From first to last, a different kind of transformation. So often the player entrusted in leading the Americans from the front, he had been changed into the anchor role.

How did it come to this?

Medinah is a course tailor-made for Eldrick. It was here in 1999 that he won the US PGA and he repeated the feat on its return inn 2006. Course and distance winner. And, yet, in this 39th edition of the Ryder Cup, Woods’s dreadful record was compounded by losing all three of his matches on Friday and Saturday – one foursomes, two fourballs – and being given a rest session for the first time since making his Ryder Cup debut in 1997.
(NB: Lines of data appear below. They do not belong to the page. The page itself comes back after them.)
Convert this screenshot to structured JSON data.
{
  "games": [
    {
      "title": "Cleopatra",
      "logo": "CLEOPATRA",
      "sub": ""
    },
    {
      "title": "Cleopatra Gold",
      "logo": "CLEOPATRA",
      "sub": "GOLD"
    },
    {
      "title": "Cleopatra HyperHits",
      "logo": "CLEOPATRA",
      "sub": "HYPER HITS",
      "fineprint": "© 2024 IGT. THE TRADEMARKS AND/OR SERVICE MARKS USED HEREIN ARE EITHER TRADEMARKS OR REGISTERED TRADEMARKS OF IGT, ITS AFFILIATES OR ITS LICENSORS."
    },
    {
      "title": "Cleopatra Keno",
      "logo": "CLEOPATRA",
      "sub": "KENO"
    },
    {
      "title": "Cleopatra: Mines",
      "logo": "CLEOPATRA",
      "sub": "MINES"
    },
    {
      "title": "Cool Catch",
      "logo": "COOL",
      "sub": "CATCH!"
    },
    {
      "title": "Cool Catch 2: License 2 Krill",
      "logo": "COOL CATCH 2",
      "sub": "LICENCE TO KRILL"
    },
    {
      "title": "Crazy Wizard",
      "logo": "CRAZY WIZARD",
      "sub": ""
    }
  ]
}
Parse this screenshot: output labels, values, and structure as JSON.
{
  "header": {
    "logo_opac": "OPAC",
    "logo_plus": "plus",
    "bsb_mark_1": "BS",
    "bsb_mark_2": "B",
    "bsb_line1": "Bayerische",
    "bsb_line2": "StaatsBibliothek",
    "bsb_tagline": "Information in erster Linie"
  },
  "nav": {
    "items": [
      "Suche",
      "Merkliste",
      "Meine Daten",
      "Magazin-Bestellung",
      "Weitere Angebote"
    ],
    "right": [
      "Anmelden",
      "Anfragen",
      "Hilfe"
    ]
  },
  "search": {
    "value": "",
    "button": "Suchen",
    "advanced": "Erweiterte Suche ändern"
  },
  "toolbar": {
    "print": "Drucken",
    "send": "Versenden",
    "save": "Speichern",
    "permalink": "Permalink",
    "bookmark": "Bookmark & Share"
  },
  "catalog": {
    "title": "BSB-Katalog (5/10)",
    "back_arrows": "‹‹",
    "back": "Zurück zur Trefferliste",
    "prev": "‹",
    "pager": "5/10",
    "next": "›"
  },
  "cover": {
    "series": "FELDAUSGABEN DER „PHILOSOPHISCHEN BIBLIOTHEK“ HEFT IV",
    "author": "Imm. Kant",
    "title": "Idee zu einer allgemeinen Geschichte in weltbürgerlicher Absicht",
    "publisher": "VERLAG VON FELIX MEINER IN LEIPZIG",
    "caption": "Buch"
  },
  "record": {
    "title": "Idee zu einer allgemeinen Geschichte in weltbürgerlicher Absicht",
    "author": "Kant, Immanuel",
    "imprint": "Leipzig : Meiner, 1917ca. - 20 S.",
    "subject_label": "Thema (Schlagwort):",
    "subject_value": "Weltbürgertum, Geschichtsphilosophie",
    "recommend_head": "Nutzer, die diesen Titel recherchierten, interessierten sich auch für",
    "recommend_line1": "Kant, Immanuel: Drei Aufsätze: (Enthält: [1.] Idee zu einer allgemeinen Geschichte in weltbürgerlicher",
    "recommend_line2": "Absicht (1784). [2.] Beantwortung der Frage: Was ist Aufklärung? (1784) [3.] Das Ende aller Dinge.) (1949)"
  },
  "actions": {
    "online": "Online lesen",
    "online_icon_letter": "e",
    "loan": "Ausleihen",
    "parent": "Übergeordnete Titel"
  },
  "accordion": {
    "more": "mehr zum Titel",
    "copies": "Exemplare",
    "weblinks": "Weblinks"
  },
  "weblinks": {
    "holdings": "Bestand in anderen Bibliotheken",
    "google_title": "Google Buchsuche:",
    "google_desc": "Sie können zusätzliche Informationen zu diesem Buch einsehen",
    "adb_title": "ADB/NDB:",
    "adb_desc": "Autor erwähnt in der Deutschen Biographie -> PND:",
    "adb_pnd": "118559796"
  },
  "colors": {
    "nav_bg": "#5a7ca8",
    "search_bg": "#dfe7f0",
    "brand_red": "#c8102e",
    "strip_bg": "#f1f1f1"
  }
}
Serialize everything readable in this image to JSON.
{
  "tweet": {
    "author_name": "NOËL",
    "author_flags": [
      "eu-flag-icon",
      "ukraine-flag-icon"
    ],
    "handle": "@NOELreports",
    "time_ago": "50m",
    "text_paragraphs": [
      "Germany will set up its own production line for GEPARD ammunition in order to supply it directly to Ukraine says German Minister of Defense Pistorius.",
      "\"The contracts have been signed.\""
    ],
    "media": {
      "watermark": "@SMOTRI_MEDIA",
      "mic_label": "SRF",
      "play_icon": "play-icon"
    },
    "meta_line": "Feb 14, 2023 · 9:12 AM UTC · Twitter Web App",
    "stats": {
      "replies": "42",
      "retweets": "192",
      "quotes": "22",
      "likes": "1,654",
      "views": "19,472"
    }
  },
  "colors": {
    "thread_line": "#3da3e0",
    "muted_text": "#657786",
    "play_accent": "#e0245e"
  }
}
Woods benched. Now, that’s something that no other captain dared do. Kudos to Davis Love III. Even Woods admitted that he deserved it, although the lie-in on Saturday – permission granted by Love for the player not to get to the course too early in the morning chill – didn’t appear to have worked when the player air-mailed the third green and hit a drive on the fourth that needed a GPS system to find.

In the end, though, Woods showed his mettle – claiming five birdies on the back nine – in what turned out to be a futile chase, with Steve Stricker, in pursuit of Luke Donald and Sergio Garcia.

But it was another loss, a third straight defeat and brought his Ryder Cup record to 13(wins)-17 (losses)-2 (halved). “ Feeling good about my game but just unfortunately haven’t got a point,” said Woods on Saturday. Still in the negative. But still trying.